Akhirnya Jendral Veda sendiri datang mengunjungi Daoxuan. Jendral Veda lalu bercerita tentang kemerosotan agama Buddha di tanah India, dan perkembangannya di wilayah Tiongkok. Menurut beliau, para bhiksu di Tiongkok kerap melanggar sila namun masih memiliki rasa bersalah dan melakukan penyesalan. Meski batin mereka sering melakukan pelanggaran, namun perilakunya masih berusaha menjaga Sila. Itu pula sebabnya Jendral Veda sering memberi pesan kepada para dharmapala lain bahwa asalkan terdapat satu kebajikan saja yang dilakukan oleh para bhiksu, maka lupakan saja seratus kesalahannya. Jika melihat ada yang melakukan pelanggaran, walau sampai meneteskan air mata (sedih, karena melihat pelanggaran yang dilakukan para bhiksu tersebut), tetap harus menjaga dan melindungi para pelanggar itu, agar tidak disesatkan oleh para iblis Mara hingga meninggalkan Buddhasasana.

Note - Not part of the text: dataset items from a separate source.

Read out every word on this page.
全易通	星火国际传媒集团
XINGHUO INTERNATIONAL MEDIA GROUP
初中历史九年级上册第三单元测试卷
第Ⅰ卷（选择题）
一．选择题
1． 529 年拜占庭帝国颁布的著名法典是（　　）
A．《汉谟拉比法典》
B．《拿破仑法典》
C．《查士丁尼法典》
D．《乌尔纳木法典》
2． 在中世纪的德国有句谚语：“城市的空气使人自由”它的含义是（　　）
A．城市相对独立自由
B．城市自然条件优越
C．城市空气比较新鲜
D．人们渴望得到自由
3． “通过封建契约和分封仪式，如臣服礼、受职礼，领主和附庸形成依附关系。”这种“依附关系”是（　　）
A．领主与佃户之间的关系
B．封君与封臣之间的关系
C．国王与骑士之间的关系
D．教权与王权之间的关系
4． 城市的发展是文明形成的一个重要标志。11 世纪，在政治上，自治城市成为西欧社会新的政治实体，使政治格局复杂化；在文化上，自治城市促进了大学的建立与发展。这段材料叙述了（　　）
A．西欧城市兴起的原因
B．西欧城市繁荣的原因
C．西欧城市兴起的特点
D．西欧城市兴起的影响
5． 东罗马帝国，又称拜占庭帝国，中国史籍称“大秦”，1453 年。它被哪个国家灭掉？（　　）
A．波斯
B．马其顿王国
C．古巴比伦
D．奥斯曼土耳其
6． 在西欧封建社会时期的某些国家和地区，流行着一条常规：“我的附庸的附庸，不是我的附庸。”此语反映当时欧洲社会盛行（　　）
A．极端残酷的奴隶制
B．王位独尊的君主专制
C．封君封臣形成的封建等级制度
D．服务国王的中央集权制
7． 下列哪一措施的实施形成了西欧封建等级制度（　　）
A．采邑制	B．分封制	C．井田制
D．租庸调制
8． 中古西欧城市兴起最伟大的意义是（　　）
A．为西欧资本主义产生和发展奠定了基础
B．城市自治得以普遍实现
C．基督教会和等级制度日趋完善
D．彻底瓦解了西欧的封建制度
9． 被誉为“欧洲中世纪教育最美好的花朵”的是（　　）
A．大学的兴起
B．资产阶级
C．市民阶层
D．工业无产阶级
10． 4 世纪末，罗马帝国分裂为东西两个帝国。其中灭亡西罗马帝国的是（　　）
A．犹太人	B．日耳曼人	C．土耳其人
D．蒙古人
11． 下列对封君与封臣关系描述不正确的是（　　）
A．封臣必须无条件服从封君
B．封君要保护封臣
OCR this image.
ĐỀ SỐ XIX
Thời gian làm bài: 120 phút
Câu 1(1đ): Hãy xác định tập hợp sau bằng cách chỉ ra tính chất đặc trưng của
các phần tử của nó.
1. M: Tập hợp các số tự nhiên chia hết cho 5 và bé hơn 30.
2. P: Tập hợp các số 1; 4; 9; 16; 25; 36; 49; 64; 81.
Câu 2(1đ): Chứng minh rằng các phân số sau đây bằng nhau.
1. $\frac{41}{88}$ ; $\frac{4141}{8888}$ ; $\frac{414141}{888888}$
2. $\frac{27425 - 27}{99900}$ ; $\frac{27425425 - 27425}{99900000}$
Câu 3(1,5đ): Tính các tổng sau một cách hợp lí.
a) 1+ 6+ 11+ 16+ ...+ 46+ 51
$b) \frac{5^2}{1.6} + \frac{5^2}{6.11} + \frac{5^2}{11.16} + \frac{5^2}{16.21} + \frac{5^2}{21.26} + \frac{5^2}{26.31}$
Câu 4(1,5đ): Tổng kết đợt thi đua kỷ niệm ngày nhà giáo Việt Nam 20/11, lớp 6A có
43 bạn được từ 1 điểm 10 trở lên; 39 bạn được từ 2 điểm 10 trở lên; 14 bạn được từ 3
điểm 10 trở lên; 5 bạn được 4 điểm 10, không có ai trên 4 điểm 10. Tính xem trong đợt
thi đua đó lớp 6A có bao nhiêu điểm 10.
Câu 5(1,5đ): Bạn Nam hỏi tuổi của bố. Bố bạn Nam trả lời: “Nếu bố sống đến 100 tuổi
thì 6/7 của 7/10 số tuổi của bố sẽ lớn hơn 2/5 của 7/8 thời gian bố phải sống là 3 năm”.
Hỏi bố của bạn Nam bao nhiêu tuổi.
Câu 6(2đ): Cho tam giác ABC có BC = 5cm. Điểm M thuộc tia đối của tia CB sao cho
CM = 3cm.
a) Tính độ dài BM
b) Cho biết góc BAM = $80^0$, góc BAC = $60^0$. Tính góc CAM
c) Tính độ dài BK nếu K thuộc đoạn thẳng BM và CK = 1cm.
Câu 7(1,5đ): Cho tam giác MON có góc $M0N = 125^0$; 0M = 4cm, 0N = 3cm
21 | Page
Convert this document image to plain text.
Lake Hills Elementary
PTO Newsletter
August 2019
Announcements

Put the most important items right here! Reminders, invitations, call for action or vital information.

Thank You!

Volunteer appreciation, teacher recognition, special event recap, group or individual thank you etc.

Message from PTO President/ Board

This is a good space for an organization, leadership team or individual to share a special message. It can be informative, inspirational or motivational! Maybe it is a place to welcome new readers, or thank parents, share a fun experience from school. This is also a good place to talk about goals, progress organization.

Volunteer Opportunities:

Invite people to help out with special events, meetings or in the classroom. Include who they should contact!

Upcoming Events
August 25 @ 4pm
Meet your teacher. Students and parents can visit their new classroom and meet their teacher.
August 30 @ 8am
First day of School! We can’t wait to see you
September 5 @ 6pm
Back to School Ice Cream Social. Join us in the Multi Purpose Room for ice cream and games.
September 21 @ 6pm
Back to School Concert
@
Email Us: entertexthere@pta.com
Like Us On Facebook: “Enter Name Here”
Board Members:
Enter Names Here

Menurut Dharmapala Veda, pelanggaran Sila yang dilakukan oleh bhiksu di dunia kita ini (benua Jambudwipa) masih tidak seberapa dibandingkan dengan bhiksu di benua Aparagodaniya di penjuru barat. Di Aparagodaniya, pemimpin vihara sangat berkuasa dan otoriter, mereka sanggup memobilisasi bhiksu yang berjumlah puluhan juta orang, hingga raja pun tidak sanggup melawan mereka. Mereka menyembunyikan emas di bawah stupa, dan di dapur menumpuk kepala ikan bagaikan gunung tingginya. Usus kambing menggantung lebih banyak daripada yang ada di tempat penjagalan. Namun dalam kondisi seperti inipun Dharmapala Veda masih berusaha melindungi mereka agar tidak semakin disesatkan oleh Mara. Bayangkan, betapa besar belas kasih beliau kepada para anggota Sangha dan betapa tegarnya beliau menahan diri agar tidak terpancing amarah melihat perilaku buruk para bhiksu sebagai realisasi atas ikrar agung untuk selalu melindungi Buddhasasana.

Pentingnya Rasa Malu dan Menyesal.

Hal lain yang menarik tentang Dharmapala Veda adalah kisah pertolongan beliau kepada Bhiksu Miaofeng (tradisi Chan) pada masa dinasti Ming (abad 16). Miaofeng adalah seorang terpelajar, namun setelah menyadari bahwa ilmu pengetahuan duniawi tidak sanggup menjawab hakekat hidup secara tuntas, ia kemudian memutuskan untuk menjadi bhiksu.
Setelah menjadi bhiksu, Miaofeng berlatih dengan tekun. Namun setelah melewati satu masa, ia merasa masih belum mencapai kemajuan yang berarti. Salah satu kelemahannya adalah sering mengantuk bila sedang bermeditasi. Dengan menyadari kekurangannya ini, Miaofeng lalu bertekad untuk berlatih di tepi jurang dengan pertimbangan rasa takut untuk terjatuh ke dasar jurang akan membuatnya selalu terjaga.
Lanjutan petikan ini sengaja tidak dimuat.